When extending a known type like ``list``, additional decorations are not
generally not needed. Odds are, the extension method will delegate to a
method that's already instrumented. For example::
class QueueIsh(list):
def push(self, item):
self.append(item)
def shift(self):
return self.pop(0)
There's no need to decorate these methods. ``append`` and ``pop`` are already
instrumented as part of the ``list`` interface. Decorating them would fire
duplicate events, which should be avoided.
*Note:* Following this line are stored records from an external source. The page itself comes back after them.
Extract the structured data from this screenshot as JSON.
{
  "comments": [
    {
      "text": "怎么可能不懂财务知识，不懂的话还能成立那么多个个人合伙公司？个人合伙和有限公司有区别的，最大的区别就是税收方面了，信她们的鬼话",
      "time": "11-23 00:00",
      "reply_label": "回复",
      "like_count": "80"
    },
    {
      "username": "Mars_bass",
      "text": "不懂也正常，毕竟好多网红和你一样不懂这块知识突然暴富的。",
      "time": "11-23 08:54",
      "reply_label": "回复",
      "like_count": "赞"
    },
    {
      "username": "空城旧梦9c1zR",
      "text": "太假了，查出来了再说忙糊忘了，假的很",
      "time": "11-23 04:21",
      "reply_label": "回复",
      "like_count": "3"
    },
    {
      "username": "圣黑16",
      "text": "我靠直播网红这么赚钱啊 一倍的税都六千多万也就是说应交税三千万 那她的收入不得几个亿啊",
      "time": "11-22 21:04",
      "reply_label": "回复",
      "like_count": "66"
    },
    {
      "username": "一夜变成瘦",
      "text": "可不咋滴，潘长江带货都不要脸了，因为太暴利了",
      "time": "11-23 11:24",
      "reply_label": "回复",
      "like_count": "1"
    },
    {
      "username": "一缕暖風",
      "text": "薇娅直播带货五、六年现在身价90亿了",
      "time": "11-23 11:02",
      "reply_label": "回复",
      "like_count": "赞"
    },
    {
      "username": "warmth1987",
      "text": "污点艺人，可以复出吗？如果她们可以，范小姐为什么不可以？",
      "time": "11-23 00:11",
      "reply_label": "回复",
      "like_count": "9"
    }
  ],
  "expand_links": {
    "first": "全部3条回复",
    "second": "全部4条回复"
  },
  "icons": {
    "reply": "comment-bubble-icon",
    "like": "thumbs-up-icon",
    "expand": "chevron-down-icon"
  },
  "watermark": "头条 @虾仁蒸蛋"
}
The targeted decoration tries not to rely on other methods in the underlying
collection class, but some are unavoidable. Many depend on 'read' methods
being present to properly instrument a 'write', for example, ``__setitem__``
needs ``__getitem__``. "Bulk" methods like ``update`` and ``extend`` may also
reimplemented in terms of atomic appends and removes, so the ``extend``
decoration will actually perform many ``append`` operations and not call the
underlying method at all.
Tight control over bulk operation and the firing of events is also possible by
implementing the instrumentation internally in your methods. The basic
instrumentation package works under the general assumption that collection
mutation will not raise unusual exceptions. If you want to closely
orchestrate append and remove events with exception management, internal
instrumentation may be the answer. Within your method,
``collection_adapter(self)`` will retrieve an object that you can use for
explicit control over triggering append and remove events.
The owning object and :class:`.CollectionAttributeImpl` are also reachable
through the adapter, allowing for some very sophisticated behavior.